Storage efficiency products make the most of available disk space while offering additional benefits

By Cara Garretson

While disk-drive technology continues to make advances, eventually the realization hits that there is only so much data that can fit on drives. Taking a new approach to the problem of where to store data, a number of technologies have emerged to make the most of available disk space while having little if any impact on performance. Referred to as storage efficiency products, these technologies reduce the amount of data that needs to be stored using techniques such as deduplication, cloning, replication, and thin provisioning, resulting in cost savings and reduced administration of storage.

Such technologies have become particularly useful to federal agencies that carry the burden of being the official record.

“As part of their primary mission, whether civilian or defense, the government must be the official record; the citizenry demands that official records be maintained, so that forces the government to retain much more information than the average business,” says Mike O’Donnell, vice president of EMC’s Data Domain back-up and recovery systems division. “The path of drives getting bigger and spinning faster is not keeping up with demand.”

Deduplicating Data
One of these storage-efficiency technologies is data deduplication, which removes redundancies from files so that the amount of data stored is reduced. With products based on intellectual property developed by former Princeton professor Kai Li in 2001, Data Domain of Santa Clara, Calif., was an early pioneer of the technology. The company was acquired by storage giant EMC in 2009.

Data Domain’s deduplication technology works at the bit level to remove duplicates found in a file, using fingerprinting to achieve dramatic reductions, says O’Donnell. “Deduplication is a technology that’s not focused on that kind of insanity (of trying to squeeze more space from disk drives), instead it reduces the amount of data from its source,” says O’Donnell. “We’re the guys who put 100TB in a 5TB bag.”

According to market researcher The Enterprise Strategy Group (ESG), this reduction of required disk translates into significant cost savings.

“In theory, with data deduplication solutions, companies backing up a 10TB file system may only need 1TB of media,” reads an ESG white paper published in April of 2009. “When a customer can reduce its backup capacity by 90 percent, the savings add up fast - and this is why ESG believes companies will increase the amount of backup data on disk in the next few years.”

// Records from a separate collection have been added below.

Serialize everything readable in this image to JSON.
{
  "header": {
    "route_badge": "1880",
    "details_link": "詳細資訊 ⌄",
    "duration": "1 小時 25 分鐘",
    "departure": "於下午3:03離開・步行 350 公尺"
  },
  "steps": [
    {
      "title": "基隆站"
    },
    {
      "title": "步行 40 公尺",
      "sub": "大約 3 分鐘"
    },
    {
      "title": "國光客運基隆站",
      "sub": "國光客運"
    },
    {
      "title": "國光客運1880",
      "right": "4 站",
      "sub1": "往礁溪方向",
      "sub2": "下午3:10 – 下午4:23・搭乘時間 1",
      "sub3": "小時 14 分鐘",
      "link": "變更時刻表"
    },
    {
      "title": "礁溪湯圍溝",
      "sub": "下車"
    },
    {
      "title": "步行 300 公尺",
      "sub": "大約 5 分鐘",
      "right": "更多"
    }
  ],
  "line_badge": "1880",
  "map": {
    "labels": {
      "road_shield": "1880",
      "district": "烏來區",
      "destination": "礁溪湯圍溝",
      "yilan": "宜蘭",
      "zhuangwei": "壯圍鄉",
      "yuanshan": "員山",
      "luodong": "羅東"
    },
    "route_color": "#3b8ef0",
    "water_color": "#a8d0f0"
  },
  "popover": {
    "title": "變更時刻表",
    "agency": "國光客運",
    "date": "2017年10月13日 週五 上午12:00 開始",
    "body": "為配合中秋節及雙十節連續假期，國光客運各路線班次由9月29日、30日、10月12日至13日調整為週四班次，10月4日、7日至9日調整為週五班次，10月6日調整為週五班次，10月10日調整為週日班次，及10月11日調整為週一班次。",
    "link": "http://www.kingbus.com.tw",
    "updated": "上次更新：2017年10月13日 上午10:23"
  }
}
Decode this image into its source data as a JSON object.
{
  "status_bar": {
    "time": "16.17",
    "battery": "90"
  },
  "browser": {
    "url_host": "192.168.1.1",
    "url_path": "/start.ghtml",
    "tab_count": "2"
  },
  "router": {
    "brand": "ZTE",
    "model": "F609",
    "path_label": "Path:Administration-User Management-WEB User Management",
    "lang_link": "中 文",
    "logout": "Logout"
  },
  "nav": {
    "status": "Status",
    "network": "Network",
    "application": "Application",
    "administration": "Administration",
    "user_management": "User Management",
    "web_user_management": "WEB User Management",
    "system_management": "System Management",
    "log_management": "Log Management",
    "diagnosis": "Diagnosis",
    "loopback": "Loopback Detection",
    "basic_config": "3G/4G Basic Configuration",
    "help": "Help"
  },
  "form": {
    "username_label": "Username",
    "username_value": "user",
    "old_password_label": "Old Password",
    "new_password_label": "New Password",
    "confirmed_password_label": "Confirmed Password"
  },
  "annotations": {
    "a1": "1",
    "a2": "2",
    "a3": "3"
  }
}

By using Data Domain’s technology, which works in-line, in real time, organizations can gain significant efficiencies in the physical amount of data that needs to be transferred over the network and maintained in deep archives, says O’Donnell. So for example, if a manager sends out a PowerPoint presentation to his staff, then realizes he forgot a word in Slide 1 so he sends the entire presentation out again, only the changed portion of the presentation that was sent the second time is saved – that one word.

“By focusing on the data, we actually change the equation – now we’re reducing data even before it has to be stored,” he says.

Added Benefits
Having less data on disk means less storage to manage. And since Data Domain’s technology works inline, in real time, the result is less bandwidth utilization when transferring data across the network as well, says O’Donnell.

There’s also a data-protection benefit from the technology, one that the U.S. Army was able to realize by implementing Data Domain’s DDX Arrays and Replicator software. The U.S. Army’s Southwest Asia data center team deployed these products, along with TCP acceleration and forward error correction technology from Juniper Networks, to ensure continuous integrity checking and instantaneous backup verification to support communications for more than 100,000 troops in the Middle East.

“Although data deduplication is still a relatively new capability, customers are deploying it in both data centers and remote offices, indicating that the benefits are real,” reads the ESG white paper.

Other Approaches
Data deduplication is one of a handful of ways to maximize storage space. There’s also data cloning, which makes a clone of a database – particularly helpful if multiple copies of a database are required – but only takes up the space of the one copy plus changes. Replication is another technique, which makes copies or ‘snaps’ of data but only transfers changed blocks of data once the baseline copy is made. And thin provisioning allows administrators to improve storage utilization by maintaining a common pool of free storage that’s accessible to all applications, but only used on an as-needed basis.